Sub-titled ‘Myths and uncomfortable truths’, the authors, consultant John Taylor and psychologist Prof Adrian Furnham go on a 48-page spree; ideal reading if you have a free hour on a train and could do with intellectual stimulation. The authors are dogmatic: dishonesty and deceit is increasing in the workplace; computers make it easier to cheat; we are all dishonest at work. You may disagree, and indeed the authors do not offer evidence. I’d disagree with their assertion that whistle-blowers are often given hero status: was Dr David Kelly? or whistle-blowers in HM Prison Service, or the NHS? And what of their statement: “CCTV in the workplace encourages disloyalty, and is therefore counter-productive?” Their thinking: CCTV inside the office shows managers don’t trust staff, and can undermine staff loyalty. The book races through individual psychology, and the ‘dysfunctional organisation’. It’s cheap to praise people, so why do staff surveys show staff feel unappreciated?

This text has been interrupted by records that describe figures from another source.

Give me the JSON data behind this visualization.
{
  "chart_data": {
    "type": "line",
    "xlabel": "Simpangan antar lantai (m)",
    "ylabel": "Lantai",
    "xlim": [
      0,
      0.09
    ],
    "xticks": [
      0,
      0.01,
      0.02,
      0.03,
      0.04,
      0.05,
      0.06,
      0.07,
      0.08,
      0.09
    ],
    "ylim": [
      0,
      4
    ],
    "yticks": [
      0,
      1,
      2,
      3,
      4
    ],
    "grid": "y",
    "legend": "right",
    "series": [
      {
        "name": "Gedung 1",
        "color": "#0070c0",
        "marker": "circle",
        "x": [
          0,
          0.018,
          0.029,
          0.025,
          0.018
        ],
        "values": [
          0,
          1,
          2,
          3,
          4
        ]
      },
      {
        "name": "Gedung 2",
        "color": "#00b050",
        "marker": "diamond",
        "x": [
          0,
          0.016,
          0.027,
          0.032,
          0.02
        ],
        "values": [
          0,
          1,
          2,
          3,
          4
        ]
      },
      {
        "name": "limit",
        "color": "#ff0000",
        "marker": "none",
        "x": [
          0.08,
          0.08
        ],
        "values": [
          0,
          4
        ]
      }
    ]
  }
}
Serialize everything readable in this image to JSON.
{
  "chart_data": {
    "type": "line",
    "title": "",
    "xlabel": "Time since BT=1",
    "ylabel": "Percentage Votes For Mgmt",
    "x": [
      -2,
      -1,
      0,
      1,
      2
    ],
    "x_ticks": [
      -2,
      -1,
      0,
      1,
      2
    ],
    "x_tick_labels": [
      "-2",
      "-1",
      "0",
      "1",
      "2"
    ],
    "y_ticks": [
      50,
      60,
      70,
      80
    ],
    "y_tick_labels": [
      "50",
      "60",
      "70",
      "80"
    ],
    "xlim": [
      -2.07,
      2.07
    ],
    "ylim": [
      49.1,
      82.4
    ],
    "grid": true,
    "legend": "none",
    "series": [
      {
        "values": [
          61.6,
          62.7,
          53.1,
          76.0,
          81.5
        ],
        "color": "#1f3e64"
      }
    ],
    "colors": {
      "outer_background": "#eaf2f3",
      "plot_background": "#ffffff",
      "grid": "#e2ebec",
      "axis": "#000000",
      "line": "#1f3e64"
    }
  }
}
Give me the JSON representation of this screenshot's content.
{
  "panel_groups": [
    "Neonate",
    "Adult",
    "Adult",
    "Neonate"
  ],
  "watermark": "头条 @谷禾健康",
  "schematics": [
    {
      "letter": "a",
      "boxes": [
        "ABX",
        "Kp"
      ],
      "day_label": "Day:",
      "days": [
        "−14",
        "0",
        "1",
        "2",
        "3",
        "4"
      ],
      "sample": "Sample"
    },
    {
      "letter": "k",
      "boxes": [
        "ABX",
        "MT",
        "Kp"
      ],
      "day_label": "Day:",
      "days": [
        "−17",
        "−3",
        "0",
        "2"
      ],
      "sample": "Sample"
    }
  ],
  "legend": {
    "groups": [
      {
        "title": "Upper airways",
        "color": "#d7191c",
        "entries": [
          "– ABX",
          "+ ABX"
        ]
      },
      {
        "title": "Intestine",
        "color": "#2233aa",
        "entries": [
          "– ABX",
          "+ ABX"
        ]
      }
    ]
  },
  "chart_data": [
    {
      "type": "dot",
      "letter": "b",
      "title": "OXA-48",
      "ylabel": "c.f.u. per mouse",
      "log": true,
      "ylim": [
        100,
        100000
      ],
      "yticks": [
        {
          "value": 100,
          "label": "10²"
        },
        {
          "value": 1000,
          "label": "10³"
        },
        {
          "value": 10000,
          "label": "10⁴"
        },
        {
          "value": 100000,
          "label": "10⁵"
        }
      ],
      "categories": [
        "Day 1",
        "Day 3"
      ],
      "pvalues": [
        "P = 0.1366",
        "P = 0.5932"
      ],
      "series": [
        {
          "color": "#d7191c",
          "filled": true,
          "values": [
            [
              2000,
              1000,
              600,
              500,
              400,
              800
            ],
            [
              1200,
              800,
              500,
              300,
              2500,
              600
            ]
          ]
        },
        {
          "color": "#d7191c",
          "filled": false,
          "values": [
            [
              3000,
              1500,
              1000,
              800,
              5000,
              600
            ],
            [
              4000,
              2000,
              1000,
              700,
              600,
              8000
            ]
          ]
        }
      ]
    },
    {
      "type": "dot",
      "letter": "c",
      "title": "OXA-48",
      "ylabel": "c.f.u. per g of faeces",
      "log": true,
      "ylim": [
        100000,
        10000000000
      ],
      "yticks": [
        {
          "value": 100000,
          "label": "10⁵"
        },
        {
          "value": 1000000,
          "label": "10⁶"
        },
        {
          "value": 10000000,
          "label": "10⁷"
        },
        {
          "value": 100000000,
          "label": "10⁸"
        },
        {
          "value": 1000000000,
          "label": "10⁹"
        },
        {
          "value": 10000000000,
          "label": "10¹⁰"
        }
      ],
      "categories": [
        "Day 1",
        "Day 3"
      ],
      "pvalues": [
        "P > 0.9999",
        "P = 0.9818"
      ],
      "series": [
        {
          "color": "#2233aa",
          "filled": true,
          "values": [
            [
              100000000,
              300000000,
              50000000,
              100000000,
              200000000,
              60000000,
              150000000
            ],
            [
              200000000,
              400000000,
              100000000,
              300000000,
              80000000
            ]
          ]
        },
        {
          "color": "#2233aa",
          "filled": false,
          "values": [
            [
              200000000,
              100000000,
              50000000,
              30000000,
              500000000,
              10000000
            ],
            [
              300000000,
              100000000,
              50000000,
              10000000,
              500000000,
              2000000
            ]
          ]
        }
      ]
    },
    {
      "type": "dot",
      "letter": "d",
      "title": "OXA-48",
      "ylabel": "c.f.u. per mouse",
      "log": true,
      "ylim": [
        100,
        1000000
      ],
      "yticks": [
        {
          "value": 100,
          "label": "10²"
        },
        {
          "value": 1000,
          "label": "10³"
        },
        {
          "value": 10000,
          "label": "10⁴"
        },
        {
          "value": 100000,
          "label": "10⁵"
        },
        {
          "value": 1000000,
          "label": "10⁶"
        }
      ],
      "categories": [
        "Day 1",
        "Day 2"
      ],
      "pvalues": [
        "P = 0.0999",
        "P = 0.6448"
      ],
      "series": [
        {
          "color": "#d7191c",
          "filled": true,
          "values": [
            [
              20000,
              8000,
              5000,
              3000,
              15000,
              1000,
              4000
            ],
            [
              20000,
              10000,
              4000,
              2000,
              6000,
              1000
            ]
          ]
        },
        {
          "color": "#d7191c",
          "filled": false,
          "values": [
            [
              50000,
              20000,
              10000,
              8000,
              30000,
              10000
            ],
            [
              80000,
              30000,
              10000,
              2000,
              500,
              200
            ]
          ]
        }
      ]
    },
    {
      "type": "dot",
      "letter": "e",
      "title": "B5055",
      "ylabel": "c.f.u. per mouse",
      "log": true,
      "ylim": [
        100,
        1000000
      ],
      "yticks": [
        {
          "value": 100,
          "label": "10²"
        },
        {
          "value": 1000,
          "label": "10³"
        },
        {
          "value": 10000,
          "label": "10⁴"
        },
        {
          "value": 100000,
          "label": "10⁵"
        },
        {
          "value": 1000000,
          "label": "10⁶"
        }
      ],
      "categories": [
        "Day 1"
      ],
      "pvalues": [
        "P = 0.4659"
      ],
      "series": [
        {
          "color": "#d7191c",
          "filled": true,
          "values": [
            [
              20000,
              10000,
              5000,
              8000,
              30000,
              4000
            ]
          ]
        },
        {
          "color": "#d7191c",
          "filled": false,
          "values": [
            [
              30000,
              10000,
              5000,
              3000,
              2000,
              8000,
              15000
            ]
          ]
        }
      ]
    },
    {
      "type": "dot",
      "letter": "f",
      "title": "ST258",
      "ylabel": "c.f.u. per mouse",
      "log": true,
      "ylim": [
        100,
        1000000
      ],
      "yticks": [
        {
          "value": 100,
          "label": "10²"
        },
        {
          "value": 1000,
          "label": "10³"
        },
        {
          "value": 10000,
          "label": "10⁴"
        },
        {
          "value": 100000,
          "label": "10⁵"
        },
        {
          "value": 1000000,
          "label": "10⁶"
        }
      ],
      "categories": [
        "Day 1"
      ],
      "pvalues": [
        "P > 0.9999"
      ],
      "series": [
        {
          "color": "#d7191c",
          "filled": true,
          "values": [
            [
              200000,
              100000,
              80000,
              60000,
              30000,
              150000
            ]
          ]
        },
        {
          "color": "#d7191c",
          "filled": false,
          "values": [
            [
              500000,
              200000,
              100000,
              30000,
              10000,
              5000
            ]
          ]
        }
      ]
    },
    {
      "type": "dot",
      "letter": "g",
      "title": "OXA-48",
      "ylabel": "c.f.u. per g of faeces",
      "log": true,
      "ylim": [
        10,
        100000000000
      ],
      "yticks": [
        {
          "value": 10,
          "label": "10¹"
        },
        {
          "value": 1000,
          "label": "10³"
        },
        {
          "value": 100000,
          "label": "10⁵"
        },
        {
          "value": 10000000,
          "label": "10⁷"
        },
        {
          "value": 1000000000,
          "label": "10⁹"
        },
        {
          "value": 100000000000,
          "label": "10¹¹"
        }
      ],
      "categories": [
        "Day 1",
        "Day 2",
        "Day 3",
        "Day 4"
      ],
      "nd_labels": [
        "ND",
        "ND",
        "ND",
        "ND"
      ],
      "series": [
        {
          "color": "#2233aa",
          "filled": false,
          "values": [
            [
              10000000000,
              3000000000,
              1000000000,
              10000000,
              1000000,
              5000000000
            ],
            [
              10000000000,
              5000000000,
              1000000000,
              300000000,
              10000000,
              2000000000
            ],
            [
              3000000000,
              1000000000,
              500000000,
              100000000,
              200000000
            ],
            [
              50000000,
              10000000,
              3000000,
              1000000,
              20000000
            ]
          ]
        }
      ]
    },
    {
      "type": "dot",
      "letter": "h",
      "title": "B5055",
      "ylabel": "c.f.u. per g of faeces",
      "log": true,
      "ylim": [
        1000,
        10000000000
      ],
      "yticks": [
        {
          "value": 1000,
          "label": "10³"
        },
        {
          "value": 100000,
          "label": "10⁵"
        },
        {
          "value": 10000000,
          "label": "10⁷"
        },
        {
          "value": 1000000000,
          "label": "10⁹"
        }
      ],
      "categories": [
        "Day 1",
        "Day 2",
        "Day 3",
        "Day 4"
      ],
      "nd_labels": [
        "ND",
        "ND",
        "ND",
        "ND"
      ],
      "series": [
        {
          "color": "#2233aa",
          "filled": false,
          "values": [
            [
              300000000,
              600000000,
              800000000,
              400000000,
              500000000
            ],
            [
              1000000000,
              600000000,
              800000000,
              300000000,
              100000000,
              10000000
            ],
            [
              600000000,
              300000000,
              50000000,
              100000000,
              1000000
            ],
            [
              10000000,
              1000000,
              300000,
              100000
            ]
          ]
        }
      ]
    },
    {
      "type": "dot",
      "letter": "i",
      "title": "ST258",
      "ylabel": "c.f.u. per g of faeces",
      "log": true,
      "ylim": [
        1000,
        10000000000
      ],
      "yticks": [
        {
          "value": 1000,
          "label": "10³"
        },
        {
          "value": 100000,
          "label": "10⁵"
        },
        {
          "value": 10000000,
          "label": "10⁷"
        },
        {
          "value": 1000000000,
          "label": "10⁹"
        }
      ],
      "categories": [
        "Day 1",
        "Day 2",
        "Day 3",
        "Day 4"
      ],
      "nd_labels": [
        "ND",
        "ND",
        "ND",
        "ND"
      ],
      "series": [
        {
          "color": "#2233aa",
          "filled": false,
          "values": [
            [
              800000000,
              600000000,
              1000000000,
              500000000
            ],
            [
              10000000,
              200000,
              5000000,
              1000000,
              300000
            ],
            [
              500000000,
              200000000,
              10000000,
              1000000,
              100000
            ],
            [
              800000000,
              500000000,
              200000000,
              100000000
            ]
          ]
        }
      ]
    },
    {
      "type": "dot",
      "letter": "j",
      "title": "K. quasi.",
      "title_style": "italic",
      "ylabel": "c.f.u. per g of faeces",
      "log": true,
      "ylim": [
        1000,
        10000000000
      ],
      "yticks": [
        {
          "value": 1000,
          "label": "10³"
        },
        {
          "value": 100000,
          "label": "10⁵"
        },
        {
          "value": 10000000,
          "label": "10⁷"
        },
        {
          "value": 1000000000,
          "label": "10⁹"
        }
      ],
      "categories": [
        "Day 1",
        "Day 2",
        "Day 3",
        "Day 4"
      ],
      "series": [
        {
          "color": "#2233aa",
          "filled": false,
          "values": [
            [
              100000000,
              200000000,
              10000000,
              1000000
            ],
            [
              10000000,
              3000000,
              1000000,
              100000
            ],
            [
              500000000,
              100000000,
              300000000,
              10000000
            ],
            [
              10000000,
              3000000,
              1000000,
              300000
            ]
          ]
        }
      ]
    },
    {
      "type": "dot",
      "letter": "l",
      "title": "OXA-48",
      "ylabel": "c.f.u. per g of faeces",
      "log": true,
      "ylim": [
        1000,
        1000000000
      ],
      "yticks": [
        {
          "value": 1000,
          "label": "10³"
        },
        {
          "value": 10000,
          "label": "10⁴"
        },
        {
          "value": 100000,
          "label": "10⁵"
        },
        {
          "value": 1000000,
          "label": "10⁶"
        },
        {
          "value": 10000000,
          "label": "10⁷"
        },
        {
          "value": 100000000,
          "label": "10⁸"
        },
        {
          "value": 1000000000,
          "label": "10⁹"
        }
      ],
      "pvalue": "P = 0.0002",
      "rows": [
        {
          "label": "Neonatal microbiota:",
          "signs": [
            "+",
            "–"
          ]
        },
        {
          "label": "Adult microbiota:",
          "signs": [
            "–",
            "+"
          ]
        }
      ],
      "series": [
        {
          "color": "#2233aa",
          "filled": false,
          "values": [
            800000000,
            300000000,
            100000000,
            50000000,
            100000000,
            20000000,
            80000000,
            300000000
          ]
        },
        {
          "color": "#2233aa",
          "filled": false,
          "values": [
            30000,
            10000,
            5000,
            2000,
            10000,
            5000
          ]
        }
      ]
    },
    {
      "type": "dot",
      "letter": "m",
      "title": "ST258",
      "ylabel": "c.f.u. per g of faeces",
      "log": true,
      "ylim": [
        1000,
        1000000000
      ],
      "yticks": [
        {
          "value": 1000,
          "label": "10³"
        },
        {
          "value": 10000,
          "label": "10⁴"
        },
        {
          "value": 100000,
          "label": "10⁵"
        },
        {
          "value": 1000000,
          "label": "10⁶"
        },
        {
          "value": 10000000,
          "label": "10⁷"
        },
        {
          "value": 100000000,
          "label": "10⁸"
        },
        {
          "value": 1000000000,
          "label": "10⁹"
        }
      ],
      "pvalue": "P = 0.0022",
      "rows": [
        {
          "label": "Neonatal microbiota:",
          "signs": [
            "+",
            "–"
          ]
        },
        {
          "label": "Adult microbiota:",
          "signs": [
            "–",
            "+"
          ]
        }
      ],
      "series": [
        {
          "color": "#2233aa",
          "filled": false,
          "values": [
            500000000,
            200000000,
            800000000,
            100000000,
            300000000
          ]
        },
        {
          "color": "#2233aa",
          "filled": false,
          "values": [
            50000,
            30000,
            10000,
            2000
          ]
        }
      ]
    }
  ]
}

If staff are too pressured, or not challenged enough and bored, they may begin to bad-mouth; pilfer; do frauds; sabotage; blow the whistle to outsiders. The few pages devoted to physical and other security measures (such as searches of staff) are sound. At induction, security people talking to new staff should be approachable, the authors suggest; don’t come over as defensive, or threatening. The book concludes: “Loyalty is a two-way street.” That is, some organisations – with hypocritical, or hurtful managers – may harbour, even encourage resentment and bad time keeping (not necessarily a security manager’s problem), and fraud (which is). A thought-provoking read. What for instance makes one disillusioned employee merely do personal photo-copying at work, another write a poison pen letter, and a third simply leave? Arguably the book’s best insight is a page titled ‘Exit’: we all will leave our employer one day, the authors point out. If organisations treat leavers wrong, those leavers may turn on the former employer – and all those staying may feel less loyal, or revengeful.